If engineer Mahmood Hikmet needed inspiration, he didn’t have to look far. Since Mahmood and his family arrived in New Zealand from Iraq in 1996, his father, Mohammed, has built a hugely successful company. His mum, Taghreed, is also no slouch, having recently finishing her PhD in international business.
“I’m super proud of both my parents,” says Mahmood. “My dad is an incredibly hard-working person. I think one of the best cases you can make for immigration and why New Zealand should have more of it is people like him.”
The business, HMI Technologies, began with digital transport signs and has expanded into many other areas, such as commercial and sports signage. After his degree, Mahmood was working in research and development at HMI when the company decided it needed to be at the forefront of the driverless car future.
“There’s no doubt that the whole industry is moving towards autonomous driving,” says Mahmood. “Small buses, even personal private vehicles, are getting more and more autonomous as time goes on. You’ve got large companies like Uber putting millions of dollars into their own autonomous fleet.”
Ohmio was born and in a relatively short space of time has produced autonomous shuttles, including making the world’s largest 3D-printed vehicle, which is currently at Christchurch Airport.

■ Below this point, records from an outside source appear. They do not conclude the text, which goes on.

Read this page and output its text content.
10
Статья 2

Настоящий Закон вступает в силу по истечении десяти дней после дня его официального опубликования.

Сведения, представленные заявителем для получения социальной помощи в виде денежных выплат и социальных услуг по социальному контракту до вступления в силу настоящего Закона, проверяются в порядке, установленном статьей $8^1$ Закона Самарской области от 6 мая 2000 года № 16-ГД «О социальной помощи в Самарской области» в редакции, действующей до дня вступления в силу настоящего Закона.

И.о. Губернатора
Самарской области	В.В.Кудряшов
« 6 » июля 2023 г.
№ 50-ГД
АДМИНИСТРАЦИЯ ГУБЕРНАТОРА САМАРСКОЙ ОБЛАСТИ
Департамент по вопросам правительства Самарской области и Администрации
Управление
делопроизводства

The achievements are “a really cool part of my career so far” says Mahmood. Naturally, “we’re still working on a lot of this stuff and we’re still moving forward”, no pun intended, but the team have sold vehicles to Korea, which is “such a strange sentence, it’s like if we were buying Korean cheese.”
At 30, however, Mahmood has his sights on bringing together the two things he is most passionate about – tech and teaching. From his early teens, he has been interested in performance; he taught drama and theatre sports to intermediate school students when he was in high school, he has performed stand-up and improv and while he was studying, wrote and directed the Engineering Revue for three years running.
“Engineers for the most part are generally introverted, that’s the stereotype, but seeing people break out of their comfort zone and perform to an audience of a few hundred people was really rewarding.”
His next step is taking these experiences and applying them to science communication.
“I think that there’s a real barrier between tech people and non-tech people and that’s usually hidden behind jargon,” he says.
“The best lesson I ever got in my PhD is the ability to learn new things relatively quickly and then get enough knowledge about them in order to explain them to other people.
“That’s where I see myself in the world; bringing knowledge from behind a barrier that people can’t cross by themselves and saying, ‘look, it’s not really that scary or that complicated’.”
Video creation on YouTube and Twitch is some distance from the youngster who used to say he wanted to be a “screw engineer” when he grew up and who liked “putting things together and taking them apart”.
“I don’t really work with screws as much as two or three-year-old me wanted to, but I’m definitely still an engineer.”